There are two ways to perform a denture relining: a soft reline and a hard reline.
A soft relining of dentures is a quick and simple outpatient procedure that can be done in a single day in most cases. The process involves removing the dentures, cleaning them, adding a soft polymer, then reapplying them to the patient’s mouth, all in a single office visit. The polymer solidifies, taking the shape of the patient’s mouth quickly and provides a comfortable fit.
A lot of denture patients choose this option for many reasons. A soft relining provides a comfortable, soft fit that holds well. It also allows patients to get back to their lives the same day as the procedure. It’s also less expensive and time-consuming than any other procedure available.
A soft relining is a good fix that will last for a few months to a few years, depending on the specific situation. It features many benefits and very few negatives.

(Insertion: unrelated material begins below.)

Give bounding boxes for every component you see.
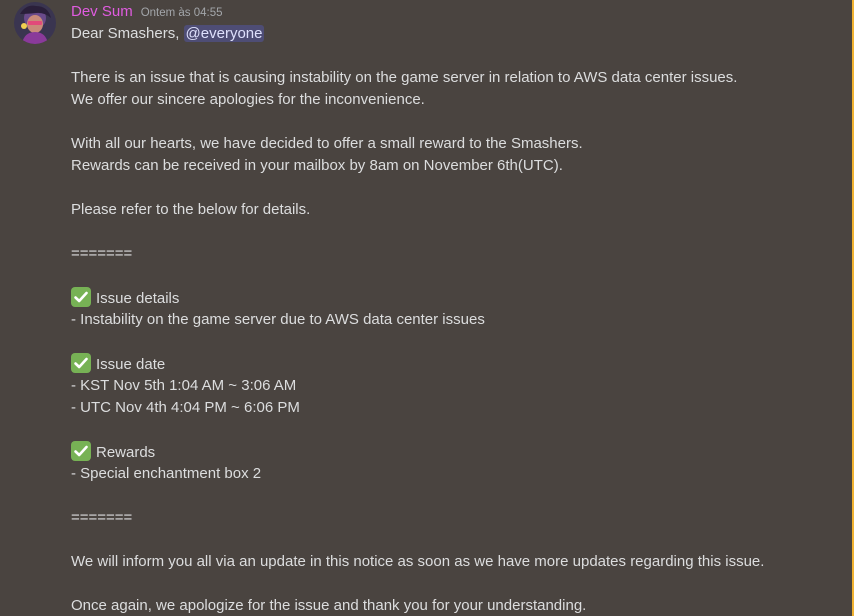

A hard relining is similar in nature to a soft relining, but the process takes a bit longer and therefore, provides longer lasting results. The process begins the same way by adding a polymer material to the inner lining of your dentures. Then, it is applied to your mouth to get the shape of your gum line. The dentures must be sent to a dental lab where a solid model of the lining will be created. Once complete, the dentures are returned to the dentist’s office for the patient.
Fewer people choose a hard relining because it does not provide the instant comfort of a soft relining. A positive to a hard relining is it is a longer lasting solution, ensuring that you will not need another procedure for many years. If a patient is willing to go without their dentures for a few days in exchange for a strong hold for years to come, a hard relining is the best option.
There are benefits associated with both hard and soft relining options, making them great choices for denture-wearers who are experiencing a loose set of false teeth.
A denture relining can fix your loose dentures quickly and easily. Soft and hard relinings ensures that the inner lining of your dentures are formed to the current shape of your mouth. This guarantees a tight fit for all patients.
A denture relining is long lasting. Even though soft relinings last for a shorter amount of time, both procedures provide a tight fit that can last for years. Most patients do not need to have a procedure again for a long time, and some patients never need a relining again.
If your dentures are cracking, a relining can save them. Many patients eventually experience a crack in their dentures. If a crack goes untreated, it can lead to a full break and leave a patient needing a brand new set of dentures. With a soft or hard relining, the material can seal any cracks that are present, making your dentures less likely to crack further.
Whichever denture relining procedure you choose, be sure to consult your dentist. While both soft and hard relinings work well for most patients, one may work better than the other for your individual situation. Both options offer great benefits and a tight fit for your dentures, as well as a lower cost when compared to replacing your dentures.